Once the sound files are loaded onto our audio editing station, we can overlay, or multi-track the sounds, fading seamlessly from one effect to the next. Our mixer is capable of handling up to 99 individual tracks, although for these sound files we rarely use more than eight tracks. Each track is mixed with the others, all tracks having separate control over stereo panning and volume. Even though the Master Blaster is a monaural device, we keep the files in stereo should you which to play them back on another MP3 compatible stereo device.

Once we are happy with the final mix, we create one single master file, typically of around five to ten minutes in length, and export the file to MP3 format, ready to be copied onto your MicroSD card and ready for you to plug into your Master Speaker Unit. As you only have a single file on the Master Blaster at any one time, the sound file will continue to loop until the unit is turned off.

What is porting?

One reason why other sound effects units costing a lot more do not sound half as good as our Master Speaker Units is the manufacturer has concentrated more on the electronics. The speaker, the bit that makes the real difference, is an afterthought. I have seen all manner of weird and not-so-wonderful speakers being mounted in all sorts of odd ways. No wonder they sound so bad!

Speakers are transducers that rely on a space for the diaphragm to move air in order to create sound. So bolting a speaker against, say, a bulkhead of a boat is a recipe for very poor and muffled sound. The speaker in the Master Blaster unit is contained in a tube, giving it a porting ability, and allowing enough air around the unit to produce a precise yet powerful sound.

Applicable to Master Blasters only
As it happens, the old-style Master Blaster unit (the one with the five buttons on the front) and the 2016 model (same size and shape but with only three buttons on the front) are the same diameter as a cardboard toilet roll inner, ie 50mm. So, in true Blue Peter fashion, if you want to not only increase bass performance but also focus the direction of the sound, then stick (with Blu-tack) a toilet roll onto the top of the Master Blaster unit. Experiment with different lengths for differing effects. This is particularly useful for model boats.

If you have the Super Improved unit from 2015 (the little blue one with the controls underneath) this has a smaller diameter, so you will need to cut along the length of the toilet roll and wrap it over itself slightly to reduce its diameter, then stick it back together with tape or glue.

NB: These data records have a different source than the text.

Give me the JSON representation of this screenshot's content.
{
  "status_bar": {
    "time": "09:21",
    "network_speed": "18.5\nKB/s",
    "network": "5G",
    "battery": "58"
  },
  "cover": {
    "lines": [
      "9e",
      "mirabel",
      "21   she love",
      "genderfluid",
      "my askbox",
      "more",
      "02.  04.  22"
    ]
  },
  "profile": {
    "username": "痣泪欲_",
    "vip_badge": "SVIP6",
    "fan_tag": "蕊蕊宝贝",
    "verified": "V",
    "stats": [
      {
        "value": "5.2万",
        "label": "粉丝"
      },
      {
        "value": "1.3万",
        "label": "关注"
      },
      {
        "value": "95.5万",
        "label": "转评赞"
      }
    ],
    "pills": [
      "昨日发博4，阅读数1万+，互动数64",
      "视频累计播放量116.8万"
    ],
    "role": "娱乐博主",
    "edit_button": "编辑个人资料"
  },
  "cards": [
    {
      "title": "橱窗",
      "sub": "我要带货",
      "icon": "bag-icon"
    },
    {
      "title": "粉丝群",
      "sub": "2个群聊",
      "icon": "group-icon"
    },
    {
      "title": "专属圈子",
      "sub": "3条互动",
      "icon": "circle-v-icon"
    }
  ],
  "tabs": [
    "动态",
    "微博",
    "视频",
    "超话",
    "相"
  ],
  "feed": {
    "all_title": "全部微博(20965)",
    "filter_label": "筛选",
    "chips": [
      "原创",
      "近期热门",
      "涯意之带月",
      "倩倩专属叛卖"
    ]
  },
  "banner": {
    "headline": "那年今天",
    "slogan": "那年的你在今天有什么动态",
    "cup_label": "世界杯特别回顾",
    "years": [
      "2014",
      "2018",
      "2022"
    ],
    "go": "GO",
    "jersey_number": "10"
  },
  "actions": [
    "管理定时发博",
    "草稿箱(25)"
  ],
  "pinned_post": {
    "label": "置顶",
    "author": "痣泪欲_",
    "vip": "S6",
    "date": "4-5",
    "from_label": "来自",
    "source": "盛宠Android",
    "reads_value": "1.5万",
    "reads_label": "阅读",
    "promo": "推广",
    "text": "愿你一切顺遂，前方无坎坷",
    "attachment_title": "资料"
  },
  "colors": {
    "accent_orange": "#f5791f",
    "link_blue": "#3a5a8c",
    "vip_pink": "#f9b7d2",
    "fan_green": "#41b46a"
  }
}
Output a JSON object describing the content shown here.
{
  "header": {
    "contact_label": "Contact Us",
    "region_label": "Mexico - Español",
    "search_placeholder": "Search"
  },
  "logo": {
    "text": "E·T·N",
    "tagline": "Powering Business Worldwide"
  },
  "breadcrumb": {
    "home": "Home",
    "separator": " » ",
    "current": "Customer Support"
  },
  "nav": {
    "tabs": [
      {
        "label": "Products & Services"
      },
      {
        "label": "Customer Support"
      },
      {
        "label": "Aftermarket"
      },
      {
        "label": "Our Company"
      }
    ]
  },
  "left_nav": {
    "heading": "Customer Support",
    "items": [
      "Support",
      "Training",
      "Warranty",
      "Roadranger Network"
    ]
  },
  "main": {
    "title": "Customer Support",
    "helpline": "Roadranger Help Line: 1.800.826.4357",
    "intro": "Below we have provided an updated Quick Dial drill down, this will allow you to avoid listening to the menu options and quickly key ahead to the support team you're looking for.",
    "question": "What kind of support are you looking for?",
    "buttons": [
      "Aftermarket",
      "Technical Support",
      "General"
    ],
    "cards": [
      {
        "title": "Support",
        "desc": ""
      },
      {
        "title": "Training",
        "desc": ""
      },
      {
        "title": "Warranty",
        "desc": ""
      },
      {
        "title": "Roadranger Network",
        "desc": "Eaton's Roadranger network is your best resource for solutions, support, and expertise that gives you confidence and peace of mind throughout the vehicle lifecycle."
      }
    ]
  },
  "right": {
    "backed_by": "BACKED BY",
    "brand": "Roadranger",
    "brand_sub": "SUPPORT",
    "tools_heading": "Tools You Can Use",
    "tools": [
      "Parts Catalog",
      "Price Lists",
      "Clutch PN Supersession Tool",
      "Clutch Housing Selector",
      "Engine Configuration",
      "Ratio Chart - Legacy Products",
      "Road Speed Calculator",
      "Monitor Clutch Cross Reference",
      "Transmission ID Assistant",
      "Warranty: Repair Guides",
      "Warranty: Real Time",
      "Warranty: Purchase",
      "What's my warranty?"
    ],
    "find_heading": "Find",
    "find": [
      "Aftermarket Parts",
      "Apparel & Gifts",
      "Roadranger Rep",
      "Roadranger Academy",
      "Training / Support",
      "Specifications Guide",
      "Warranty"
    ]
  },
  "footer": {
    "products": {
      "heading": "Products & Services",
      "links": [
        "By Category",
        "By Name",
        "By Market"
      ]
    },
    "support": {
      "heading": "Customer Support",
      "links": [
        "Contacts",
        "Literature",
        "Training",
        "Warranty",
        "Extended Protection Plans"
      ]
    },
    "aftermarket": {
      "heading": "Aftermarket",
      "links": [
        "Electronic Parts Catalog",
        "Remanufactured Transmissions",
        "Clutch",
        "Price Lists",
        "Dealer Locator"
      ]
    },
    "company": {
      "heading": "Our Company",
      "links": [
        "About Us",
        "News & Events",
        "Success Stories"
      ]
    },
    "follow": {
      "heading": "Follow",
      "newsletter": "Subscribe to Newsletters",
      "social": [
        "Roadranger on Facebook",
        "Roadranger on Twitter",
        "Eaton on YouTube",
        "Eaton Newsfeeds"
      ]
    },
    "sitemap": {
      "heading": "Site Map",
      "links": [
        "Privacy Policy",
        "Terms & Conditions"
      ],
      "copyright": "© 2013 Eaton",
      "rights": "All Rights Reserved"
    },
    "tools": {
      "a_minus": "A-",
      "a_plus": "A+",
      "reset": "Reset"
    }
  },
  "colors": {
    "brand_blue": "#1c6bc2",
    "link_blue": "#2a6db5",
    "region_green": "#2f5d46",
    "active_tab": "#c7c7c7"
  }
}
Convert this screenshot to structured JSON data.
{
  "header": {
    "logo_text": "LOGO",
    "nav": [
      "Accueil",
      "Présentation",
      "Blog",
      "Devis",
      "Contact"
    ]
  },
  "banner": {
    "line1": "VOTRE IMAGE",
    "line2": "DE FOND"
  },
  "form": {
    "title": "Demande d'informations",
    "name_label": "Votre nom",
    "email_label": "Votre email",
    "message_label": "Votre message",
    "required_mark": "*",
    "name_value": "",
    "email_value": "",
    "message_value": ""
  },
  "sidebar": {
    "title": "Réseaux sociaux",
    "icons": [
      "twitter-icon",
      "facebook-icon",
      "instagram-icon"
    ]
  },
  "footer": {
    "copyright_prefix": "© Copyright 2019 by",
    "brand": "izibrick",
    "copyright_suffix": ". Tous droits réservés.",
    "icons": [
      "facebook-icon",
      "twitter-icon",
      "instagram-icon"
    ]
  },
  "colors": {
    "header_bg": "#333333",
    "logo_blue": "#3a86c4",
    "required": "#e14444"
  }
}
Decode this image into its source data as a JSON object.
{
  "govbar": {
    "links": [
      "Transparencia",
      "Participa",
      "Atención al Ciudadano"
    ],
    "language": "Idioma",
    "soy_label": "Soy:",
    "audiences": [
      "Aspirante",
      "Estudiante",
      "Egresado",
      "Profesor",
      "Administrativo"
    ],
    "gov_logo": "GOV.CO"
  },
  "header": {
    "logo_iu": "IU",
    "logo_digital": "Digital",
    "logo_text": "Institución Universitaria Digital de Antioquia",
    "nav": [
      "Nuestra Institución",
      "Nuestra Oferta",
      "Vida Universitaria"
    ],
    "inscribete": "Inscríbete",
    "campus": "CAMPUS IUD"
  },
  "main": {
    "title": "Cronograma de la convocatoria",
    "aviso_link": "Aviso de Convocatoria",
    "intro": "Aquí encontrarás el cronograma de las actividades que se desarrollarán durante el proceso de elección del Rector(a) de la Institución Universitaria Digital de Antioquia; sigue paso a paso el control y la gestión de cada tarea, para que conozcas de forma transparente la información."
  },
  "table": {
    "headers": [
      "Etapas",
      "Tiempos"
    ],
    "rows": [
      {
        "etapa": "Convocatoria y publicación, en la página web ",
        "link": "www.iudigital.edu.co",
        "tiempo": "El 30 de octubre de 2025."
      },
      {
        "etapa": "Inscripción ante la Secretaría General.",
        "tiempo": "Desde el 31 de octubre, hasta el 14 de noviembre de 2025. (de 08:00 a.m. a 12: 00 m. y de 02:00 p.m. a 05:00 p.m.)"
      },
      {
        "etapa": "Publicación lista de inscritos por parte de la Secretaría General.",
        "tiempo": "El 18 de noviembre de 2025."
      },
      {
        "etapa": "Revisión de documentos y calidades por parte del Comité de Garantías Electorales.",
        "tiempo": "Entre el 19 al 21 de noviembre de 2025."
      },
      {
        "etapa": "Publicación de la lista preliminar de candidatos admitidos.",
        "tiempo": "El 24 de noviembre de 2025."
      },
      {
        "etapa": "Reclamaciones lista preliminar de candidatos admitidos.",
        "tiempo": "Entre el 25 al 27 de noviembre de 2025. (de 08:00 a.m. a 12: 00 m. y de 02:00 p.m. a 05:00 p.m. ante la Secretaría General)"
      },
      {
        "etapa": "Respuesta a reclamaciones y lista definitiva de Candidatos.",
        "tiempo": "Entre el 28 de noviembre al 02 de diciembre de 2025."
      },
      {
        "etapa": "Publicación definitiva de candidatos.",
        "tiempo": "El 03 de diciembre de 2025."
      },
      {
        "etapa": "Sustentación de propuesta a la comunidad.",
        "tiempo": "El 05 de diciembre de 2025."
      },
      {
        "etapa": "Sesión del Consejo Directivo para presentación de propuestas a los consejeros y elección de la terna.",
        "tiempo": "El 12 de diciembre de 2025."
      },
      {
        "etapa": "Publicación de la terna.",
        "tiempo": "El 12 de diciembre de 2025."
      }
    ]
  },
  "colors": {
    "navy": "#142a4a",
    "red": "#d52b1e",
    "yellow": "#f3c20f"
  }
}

Another thing that you can do is to create a circular cut-out for your model. Once again, the handy toilet roll holder makes a perfect template for this! Or, if you have the smaller Master Blaster, you can use the lid of a WD-40 spray can. After this you can disguise the port hole by using thin wire mesh. This is readily available at Halfords, and it is the kind of stuff that is used to help patch up rust holes in cars' bodywork.